Sarah - So this one will allow researchers in a wide range of fields to create high quality 3D images of samples. So things such as engineering components, biomaterials, fossils, organic materials, and energy devices such as fuel cells, and it's a bit different for Diamond because its experimental Hutch sits 250 metres away from the energy source, whereas most of the other ones are within the main building. We're also developing it a little differently because we've entered into a collaboration with the University of Manchester.

Meera - So plenty of development and plenty of new research taking place but as well as research, another important thing that happens at Diamond is Outreach.

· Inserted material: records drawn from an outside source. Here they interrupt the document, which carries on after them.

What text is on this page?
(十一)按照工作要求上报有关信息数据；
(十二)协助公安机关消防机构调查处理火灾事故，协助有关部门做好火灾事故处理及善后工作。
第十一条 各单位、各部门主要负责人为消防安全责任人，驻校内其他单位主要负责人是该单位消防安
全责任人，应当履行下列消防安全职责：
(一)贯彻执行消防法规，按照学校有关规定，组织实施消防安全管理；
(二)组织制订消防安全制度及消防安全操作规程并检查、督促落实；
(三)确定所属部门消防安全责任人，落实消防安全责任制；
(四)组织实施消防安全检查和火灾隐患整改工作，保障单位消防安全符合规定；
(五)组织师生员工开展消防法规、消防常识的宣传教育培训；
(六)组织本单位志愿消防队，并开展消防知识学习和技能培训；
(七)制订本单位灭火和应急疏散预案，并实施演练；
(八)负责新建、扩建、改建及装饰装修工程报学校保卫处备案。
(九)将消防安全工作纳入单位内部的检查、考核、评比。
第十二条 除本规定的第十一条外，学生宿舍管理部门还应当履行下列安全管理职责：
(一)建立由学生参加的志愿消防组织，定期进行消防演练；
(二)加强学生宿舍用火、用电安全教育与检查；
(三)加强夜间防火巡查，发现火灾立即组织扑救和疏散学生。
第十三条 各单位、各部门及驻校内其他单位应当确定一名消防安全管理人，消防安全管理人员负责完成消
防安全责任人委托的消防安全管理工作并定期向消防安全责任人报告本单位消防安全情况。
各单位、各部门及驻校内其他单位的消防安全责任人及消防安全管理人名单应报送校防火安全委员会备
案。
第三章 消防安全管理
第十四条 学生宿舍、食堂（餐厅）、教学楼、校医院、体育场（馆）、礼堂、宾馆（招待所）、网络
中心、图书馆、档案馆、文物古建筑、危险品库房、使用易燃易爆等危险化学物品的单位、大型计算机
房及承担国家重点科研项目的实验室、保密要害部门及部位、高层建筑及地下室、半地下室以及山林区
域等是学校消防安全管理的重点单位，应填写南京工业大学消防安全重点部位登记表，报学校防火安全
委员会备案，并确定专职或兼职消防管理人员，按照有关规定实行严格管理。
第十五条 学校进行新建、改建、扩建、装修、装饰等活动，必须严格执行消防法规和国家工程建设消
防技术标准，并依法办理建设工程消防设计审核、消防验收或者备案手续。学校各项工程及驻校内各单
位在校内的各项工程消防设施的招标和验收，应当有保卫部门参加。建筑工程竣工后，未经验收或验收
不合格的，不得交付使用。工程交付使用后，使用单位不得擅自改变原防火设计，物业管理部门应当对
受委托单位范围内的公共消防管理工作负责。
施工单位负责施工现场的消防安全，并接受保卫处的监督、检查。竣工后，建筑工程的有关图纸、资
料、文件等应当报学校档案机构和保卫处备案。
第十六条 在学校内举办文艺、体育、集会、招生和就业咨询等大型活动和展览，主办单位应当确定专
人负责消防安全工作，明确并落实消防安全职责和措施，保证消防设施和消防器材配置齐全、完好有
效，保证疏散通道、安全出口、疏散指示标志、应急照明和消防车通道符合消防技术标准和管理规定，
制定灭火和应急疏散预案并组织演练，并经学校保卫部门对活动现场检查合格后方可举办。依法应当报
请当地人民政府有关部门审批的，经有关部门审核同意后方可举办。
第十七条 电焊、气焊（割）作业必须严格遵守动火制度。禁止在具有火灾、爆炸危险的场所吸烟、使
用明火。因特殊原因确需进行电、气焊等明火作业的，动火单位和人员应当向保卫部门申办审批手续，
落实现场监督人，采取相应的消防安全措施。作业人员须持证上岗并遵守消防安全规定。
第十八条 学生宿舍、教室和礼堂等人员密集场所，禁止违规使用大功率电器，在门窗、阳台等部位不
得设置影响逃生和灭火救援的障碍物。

Sarah - That's right, throughout the year we try to run lots of events for A-Level students and people interested in a career in Science and Engineering and in particular, towards the end of last year, we had a day called 'Engineering your Future'. It was a careers day for A-level students who might like to take up a career in Engineering and they did lots of fun things like wiring up a mini RAF Pad, Programming a Space Robot to carry out manoeuvres, they had to build a prototype sturdy base for a wind turbine out at sea, so they did all kinds of things. We run that event on a yearly basis and we've got more of that kind of stuff coming up with our Particle Physics Master Class in March, as well as an Inside Diamond event especially for A-level students.

Meera - How can people keep up to date or aware of when these events are happening?

Sarah - The best thing to do is to look at our website. There's plenty of information there about public events. We've actually got the next public Inside Diamond event which is coming up on Saturday 26th March, and registration can be made on our website which is www.diamond.ac.uk.